Lexapro made me very, very sick, so we next tried the generic form of Prozac, fluoxetine. Once I got up to a regular dose of fluoxetine, I started to feel better. After about a month or so on fluoxetine, I remember returning home after a morning walking my dog in the woods on a beautiful fall morning and noticing how lovely the landscaping was around our townhouse. The sky was clear and blue. The air crisp and refreshing against my skin. As I took in my surroundings, I noticed that I felt happy and calm. I allowed myself to notice it and be with it because it seemed as if it had been a very long time since I could remember feeling happy. This seemed to be as good a reason as any to continue to take the medication. Maybe there was something more for me than dark feelings, isolation and self-loathing. Maybe I was really someone who needed help because my biology didn't enable me the kinds of relief others experienced.

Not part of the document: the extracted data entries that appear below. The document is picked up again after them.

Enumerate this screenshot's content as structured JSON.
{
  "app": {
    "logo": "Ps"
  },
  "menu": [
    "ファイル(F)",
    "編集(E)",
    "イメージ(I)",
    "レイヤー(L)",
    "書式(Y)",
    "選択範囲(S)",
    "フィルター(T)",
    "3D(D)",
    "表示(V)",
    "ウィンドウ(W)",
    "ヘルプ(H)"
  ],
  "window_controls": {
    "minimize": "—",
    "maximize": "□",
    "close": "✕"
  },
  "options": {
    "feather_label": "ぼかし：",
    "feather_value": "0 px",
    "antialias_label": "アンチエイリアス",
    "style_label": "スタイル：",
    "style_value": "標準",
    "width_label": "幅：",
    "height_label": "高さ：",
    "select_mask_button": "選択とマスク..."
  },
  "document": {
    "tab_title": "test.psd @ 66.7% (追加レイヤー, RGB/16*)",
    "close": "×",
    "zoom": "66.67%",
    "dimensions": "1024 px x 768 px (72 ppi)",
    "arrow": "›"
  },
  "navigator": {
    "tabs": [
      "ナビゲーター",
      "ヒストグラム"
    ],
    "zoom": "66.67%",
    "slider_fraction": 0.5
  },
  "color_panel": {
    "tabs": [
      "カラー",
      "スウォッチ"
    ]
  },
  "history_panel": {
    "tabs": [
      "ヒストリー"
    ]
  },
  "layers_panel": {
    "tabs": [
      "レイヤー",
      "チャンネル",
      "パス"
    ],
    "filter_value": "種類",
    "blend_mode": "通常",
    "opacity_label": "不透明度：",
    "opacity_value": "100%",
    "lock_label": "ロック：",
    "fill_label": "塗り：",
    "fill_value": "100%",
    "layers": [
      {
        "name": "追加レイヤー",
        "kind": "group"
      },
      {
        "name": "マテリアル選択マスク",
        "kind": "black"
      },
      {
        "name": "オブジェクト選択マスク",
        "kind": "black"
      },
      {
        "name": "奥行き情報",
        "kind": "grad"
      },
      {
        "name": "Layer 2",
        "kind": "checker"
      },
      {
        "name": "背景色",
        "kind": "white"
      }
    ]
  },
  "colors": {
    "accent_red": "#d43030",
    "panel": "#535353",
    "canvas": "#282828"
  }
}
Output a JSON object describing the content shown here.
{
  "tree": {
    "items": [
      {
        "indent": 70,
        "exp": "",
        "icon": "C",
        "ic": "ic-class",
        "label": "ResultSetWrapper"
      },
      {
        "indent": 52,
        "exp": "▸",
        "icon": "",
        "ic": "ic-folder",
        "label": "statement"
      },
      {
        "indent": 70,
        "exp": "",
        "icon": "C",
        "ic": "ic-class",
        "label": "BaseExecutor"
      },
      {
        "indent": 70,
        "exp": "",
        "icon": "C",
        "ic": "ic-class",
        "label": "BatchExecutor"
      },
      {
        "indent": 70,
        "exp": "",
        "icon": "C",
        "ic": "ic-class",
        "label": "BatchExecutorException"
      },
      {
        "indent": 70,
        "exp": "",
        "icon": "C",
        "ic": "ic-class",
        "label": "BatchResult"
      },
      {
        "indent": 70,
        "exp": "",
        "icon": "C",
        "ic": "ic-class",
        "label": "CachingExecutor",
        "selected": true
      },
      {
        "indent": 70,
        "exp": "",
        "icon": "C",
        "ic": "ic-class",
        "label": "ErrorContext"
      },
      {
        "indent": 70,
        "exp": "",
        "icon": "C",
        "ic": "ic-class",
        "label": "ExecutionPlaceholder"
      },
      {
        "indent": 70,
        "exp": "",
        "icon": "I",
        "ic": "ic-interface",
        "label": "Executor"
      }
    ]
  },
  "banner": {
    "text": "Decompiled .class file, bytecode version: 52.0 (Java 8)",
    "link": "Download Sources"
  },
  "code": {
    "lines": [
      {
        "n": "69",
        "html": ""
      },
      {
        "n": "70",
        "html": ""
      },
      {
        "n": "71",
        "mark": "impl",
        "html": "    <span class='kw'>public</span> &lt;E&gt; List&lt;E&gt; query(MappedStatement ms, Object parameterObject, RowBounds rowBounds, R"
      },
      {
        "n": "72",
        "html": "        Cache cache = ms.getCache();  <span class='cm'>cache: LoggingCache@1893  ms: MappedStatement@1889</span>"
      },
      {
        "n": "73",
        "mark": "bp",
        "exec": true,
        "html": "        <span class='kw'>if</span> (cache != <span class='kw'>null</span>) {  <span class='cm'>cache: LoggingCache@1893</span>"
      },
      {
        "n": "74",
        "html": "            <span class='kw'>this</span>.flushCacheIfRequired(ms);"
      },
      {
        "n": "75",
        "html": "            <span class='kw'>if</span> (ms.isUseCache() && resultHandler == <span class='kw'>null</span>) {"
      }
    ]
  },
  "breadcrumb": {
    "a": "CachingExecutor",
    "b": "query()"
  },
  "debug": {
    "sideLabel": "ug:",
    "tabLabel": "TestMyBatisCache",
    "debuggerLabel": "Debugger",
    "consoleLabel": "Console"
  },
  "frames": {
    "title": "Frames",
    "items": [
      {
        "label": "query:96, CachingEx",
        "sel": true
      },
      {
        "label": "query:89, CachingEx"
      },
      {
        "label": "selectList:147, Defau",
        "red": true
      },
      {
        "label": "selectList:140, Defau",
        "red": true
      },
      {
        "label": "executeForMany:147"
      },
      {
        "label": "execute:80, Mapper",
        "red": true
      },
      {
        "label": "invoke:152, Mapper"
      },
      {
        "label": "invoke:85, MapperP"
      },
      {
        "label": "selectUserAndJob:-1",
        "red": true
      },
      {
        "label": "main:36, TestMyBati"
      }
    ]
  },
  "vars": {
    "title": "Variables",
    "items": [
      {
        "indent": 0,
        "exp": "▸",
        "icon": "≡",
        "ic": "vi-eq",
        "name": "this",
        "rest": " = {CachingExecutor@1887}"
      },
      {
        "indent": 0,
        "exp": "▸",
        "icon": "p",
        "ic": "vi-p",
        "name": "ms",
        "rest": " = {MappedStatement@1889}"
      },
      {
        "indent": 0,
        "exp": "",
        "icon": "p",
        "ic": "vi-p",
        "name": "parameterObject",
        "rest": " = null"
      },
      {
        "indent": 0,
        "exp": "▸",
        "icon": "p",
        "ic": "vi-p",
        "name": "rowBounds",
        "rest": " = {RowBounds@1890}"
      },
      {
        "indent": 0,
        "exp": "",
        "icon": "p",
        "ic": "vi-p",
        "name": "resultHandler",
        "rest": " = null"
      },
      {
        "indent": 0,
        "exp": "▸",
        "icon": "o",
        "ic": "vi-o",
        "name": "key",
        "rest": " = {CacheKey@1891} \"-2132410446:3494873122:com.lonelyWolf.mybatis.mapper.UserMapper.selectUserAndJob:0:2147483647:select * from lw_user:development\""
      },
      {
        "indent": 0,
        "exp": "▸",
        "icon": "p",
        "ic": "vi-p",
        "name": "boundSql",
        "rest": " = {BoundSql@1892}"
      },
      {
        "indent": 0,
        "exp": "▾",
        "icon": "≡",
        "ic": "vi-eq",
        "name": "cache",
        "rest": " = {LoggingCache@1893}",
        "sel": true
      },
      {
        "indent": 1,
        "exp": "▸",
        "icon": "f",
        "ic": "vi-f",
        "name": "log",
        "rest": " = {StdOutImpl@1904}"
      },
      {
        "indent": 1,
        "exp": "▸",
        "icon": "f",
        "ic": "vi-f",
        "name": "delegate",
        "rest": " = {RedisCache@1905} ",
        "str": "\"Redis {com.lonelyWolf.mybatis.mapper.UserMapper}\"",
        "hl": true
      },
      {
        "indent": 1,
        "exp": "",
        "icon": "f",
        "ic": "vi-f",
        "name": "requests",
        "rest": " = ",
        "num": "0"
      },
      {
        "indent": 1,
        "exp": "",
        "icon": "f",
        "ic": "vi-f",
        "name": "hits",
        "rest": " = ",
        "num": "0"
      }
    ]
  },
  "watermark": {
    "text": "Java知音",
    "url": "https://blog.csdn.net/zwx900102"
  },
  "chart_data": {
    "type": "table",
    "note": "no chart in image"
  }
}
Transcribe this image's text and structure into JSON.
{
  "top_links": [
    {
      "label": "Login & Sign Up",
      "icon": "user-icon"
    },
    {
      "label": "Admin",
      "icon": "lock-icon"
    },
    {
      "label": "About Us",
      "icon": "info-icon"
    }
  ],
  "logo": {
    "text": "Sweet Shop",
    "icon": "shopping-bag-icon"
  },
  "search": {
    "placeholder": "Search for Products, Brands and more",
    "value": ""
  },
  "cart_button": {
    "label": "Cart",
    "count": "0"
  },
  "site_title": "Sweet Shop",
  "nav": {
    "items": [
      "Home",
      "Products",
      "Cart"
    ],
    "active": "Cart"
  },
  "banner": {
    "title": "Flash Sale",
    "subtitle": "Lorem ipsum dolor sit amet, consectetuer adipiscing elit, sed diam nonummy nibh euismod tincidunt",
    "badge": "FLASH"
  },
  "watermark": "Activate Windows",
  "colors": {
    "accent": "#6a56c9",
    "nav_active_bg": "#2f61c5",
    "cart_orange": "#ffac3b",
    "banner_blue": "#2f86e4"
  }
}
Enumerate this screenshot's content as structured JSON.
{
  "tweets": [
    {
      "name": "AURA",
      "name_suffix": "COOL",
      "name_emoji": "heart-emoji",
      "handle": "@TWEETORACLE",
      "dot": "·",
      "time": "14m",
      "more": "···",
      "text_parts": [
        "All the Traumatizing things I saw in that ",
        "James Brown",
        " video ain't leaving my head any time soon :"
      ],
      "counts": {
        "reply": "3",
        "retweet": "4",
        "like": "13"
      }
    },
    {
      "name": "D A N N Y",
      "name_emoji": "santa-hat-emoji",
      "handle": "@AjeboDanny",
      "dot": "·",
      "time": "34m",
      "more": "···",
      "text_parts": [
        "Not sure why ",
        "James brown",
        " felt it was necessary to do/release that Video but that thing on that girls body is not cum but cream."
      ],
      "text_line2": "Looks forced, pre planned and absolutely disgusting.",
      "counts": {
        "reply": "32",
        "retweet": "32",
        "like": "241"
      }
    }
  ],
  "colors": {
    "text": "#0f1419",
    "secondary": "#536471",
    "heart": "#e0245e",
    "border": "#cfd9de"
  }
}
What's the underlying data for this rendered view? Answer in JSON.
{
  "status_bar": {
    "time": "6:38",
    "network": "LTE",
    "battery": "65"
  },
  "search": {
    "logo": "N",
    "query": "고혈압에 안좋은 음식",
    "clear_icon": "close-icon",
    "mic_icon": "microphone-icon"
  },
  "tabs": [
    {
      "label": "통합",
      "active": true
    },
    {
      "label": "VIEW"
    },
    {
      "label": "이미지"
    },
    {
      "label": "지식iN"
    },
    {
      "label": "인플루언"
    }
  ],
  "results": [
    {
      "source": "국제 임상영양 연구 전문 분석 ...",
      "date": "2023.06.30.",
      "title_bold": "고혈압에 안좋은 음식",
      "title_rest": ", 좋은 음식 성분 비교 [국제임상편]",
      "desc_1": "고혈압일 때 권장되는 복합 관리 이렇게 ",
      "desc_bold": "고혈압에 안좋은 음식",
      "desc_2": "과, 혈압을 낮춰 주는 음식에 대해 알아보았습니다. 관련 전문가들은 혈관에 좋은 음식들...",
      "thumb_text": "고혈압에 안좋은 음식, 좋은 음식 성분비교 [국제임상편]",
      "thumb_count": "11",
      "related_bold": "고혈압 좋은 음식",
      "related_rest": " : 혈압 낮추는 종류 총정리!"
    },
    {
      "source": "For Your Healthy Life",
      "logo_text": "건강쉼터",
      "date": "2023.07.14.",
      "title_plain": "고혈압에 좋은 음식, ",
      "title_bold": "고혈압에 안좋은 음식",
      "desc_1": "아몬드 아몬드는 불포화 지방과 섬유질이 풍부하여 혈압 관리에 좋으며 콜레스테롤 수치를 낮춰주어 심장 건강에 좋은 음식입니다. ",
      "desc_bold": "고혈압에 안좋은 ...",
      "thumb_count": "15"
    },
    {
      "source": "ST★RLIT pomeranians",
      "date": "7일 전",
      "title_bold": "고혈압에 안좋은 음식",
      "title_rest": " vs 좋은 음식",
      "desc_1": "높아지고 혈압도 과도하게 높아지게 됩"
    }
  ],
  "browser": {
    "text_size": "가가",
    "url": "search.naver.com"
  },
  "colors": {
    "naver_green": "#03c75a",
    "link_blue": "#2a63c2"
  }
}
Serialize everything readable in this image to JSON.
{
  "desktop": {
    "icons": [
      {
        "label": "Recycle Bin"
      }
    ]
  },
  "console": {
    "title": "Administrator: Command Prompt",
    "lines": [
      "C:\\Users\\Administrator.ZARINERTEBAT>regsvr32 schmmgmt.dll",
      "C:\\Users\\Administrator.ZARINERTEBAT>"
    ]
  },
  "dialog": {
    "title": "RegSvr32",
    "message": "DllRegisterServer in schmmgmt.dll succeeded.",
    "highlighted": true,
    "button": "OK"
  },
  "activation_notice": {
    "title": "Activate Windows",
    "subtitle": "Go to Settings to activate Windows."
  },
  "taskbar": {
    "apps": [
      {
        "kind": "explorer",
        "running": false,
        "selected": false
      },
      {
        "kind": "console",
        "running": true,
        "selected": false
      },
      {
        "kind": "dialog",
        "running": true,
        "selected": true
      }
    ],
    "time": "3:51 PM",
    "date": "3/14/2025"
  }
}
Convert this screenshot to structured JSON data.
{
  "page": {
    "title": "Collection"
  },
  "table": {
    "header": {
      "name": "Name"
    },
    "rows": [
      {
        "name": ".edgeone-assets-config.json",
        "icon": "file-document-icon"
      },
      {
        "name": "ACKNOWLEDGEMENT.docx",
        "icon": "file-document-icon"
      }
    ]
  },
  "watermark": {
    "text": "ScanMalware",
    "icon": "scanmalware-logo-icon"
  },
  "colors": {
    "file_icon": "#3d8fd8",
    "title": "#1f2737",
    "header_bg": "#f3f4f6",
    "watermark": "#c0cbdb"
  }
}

About three months into taking fluoxitine, after talking to my psychiatrist about wanting to try to have another baby and that I hoped to breast feed after giving birth, I switched to sertraline, the generic form of Zoloft. I have been taking one form of anti-depressent or another for nearly three years. In that time, I have had my ups and downs. I've had three miscarriages, coped with the stresses of my husband's very busy travel schedule resulting in long stretches of single-parenthood, the grief of losing my brother, my father-in-law and my great aunt, supporting my mother through some of these loses and the complexities of watching my mother watch her father age. My life isn't perfect, but it has been a lot better. So, why would I want to try coming off medication?